What really happens when investors’ portfolios drop so precipitously is that they give up. Note these revealing charts. These charts measure what happens to investors, not just what happens to investments. Morningstar, Inc. calls this relationship the IR–TR gap for investor return–total return gap. (See Figure 1-3.) IR is how the investor did, and TR is how the investment did. You can see that the Investor Return was higher than the Total Return with low-risk (standard deviation) funds, despite the fact that the higher-risk funds have slightly higher returns. In other words, the lower the risk the higher return—to the investor. Don’t forget: It is the investor that counts (you), not the investment.
In Figure 1-4 shown on page 46, notice the relative returns between U.S. sector funds and balanced funds.

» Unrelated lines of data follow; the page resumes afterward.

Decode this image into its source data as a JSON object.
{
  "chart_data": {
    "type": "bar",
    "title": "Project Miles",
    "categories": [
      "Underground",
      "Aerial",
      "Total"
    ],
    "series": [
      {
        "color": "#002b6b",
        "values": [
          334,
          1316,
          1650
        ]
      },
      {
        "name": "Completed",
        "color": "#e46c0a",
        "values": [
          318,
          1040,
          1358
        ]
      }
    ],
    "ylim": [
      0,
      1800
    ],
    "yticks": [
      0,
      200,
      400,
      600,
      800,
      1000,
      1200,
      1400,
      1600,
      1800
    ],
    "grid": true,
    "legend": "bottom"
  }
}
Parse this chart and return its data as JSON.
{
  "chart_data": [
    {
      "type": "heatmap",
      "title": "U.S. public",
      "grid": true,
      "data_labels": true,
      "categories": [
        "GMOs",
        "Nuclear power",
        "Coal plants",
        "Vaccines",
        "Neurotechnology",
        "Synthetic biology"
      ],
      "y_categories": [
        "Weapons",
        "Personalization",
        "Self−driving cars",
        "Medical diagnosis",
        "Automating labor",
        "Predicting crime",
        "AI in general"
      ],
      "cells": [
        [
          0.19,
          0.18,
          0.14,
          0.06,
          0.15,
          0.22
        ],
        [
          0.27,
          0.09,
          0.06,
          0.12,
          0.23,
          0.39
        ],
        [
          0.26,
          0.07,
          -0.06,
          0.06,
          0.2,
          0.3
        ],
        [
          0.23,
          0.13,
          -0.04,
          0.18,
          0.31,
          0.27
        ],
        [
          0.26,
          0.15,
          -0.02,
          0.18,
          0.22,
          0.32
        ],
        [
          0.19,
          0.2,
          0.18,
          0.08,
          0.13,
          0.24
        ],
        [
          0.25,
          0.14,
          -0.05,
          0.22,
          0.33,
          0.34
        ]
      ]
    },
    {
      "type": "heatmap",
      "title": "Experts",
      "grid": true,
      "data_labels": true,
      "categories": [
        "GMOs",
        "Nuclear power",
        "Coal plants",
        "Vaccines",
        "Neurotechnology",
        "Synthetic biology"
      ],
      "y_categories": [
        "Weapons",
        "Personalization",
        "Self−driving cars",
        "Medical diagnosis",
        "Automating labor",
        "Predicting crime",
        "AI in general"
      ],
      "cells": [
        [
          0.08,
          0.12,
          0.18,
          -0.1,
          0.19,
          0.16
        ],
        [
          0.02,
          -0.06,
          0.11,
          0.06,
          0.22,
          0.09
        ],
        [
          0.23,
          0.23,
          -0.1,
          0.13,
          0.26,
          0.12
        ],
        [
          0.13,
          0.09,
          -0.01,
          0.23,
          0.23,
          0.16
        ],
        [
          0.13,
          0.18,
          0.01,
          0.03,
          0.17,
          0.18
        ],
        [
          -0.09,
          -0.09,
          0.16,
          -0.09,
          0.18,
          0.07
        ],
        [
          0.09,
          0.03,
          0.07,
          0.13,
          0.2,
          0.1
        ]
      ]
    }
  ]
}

Though the higher risk (sector funds) had a higher return, the lower risk (balanced funds) had a higher investor return.
Figure 1-5 also shown on page 46 tells a similar story for an entire decade. Note that in only one case (balanced funds) did investor return actually meet or exceed the returns of the investment itself. In every other fund type investors underperformed; they bought and sold at the wrong times.
The point is that investors (again, we are talking about you now) don’t stick around with investments that are volatile, high risk, or otherwise scary. Because you are an investor, not an investment, focus on what happens to investors, not to investments. We will see how to create a more positive investor experience than the false risk = reward choices that you have been instructed to endure.